As humans it is so easy for us to get hooked to the story, the movie we have made up in our head about how every step of our life needs to happen and “should” happen to enable us to live truly wealthy joyous lives. Then when something happens which changes the movie we get hooked to that drama and create all sorts of judgement and meaning to it.

Everything is energy. Wayne Dyer puts it bluntly. 

He says, “A lot of people do personal work on their shit.” These kinds of people walk down the street and see a lump of it. What do they do? Not only do they step in it, but also have to kick it around, stick their noses in it, smell it, be in it and call everyone else they can over to see and smell it too.

Why not notice it and just walk around it, or go get a shovel and try to clean it up as best as you can? 

Do you have to clean up every piece of crap in your life in order to be happy?

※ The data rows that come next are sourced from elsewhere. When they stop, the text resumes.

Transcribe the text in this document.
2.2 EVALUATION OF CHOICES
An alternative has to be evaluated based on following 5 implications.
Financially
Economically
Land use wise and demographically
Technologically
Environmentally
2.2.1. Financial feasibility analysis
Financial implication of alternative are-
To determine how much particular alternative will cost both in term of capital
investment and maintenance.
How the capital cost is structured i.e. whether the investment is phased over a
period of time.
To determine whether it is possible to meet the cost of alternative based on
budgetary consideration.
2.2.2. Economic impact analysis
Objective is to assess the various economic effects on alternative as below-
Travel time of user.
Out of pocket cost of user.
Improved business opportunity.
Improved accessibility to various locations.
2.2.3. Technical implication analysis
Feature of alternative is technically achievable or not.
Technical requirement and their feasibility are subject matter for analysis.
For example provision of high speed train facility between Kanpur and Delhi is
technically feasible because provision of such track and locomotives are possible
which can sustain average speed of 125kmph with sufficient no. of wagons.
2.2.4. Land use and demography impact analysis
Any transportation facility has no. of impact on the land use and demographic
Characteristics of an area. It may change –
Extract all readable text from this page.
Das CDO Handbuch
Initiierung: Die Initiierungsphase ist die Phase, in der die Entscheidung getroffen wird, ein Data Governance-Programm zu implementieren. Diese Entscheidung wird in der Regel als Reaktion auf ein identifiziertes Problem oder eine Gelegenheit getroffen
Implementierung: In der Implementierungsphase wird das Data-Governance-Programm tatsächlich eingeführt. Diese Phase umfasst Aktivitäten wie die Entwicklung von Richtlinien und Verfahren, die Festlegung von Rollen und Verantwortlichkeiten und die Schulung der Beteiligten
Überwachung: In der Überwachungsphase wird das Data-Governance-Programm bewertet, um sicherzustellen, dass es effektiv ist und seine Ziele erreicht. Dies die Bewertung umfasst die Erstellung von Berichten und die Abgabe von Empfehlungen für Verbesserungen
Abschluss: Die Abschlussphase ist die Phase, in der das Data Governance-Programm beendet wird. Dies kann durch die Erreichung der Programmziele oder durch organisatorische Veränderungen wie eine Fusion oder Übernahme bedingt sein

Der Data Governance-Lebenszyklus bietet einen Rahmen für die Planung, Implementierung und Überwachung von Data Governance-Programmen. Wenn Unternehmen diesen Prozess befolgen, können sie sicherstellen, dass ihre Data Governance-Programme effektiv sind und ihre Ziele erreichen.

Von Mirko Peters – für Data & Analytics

NO!

So many people say, “Once I sort out this issue or problem, then I’m going to be happy.” “Once this and that and the next thing is over then I’ll feel joyful.”

Here’s a big Wealth Chef wakeup – If you think like that, you’re never going to experience the wealthy life you desire.

LIFE IS MADE UP OF ENDLESS UPS AND DOWNS, INS AND OUTS. 

Accept it or suffer.

 

If your relationship is going great, there will be some issues in your business or with your health. Maybe someone is suing you or you’ve broken your arm or both LOL! 

Then that gets resolved and your relationship gets messed up or your car breaks down or your home gets flooded or you get a call saying your best friend has just been diagnosed with a fatal illness.

Wealthy Life Tip:
Let go of the the need for everything in your life to be going well in order for you to be happy. 

Here’s what you do to really let this lesson sink in:

  1. Have An Emergency FundCommit to creating and maintaining your emergency fund.

  2. Be Grateful. Make a list of TEN things that are great about your life right now. If you can’t think of 10, then you’re focusing too much on the pile of crap in the road. Maybe you’re not living in your dream home. But if you have a roof over your head, guess what? Millions of homeless and displaced people don’t have that. Maybe you hate your job, but there are millions who are desperate for the opportunity to work and have almost no hope of ever experiencing employment. Maybe some aspect of your health isn’t great, but today you got to wake up above the ground and breath in. Today millions of people won’t take that breath.

  3. Define what a wealthy life is for you. What does success and living a wealthy life really mean to you? Think about this. If success means, “ …when I have $1 million in my bank account,” how are you going to feel until then? If allowing yourself to feel wealthy and joy depends on “…when my significant other no longer works so hard” or “…when I find an intimate relationship that blows my skirt up,” what does that say about how you should feel about yourself if it’s not happening now? Remember, if you’re waiting for some “big” thing to happen in order to live the juiciest, wealthiest version of your life, that’s a dog chasing its tail and the recipe for a lifetime of regret and sadness. No one can tell you how to define success and what your wealthy life looks like but I do know, when you let it be easy, it is. Set yourself easy to achieve wealthy life goals like – “Tomorrow, I will play with my kid / dog/ cat / goldfish from 8:00 to 8:30 and nothing will stop me.”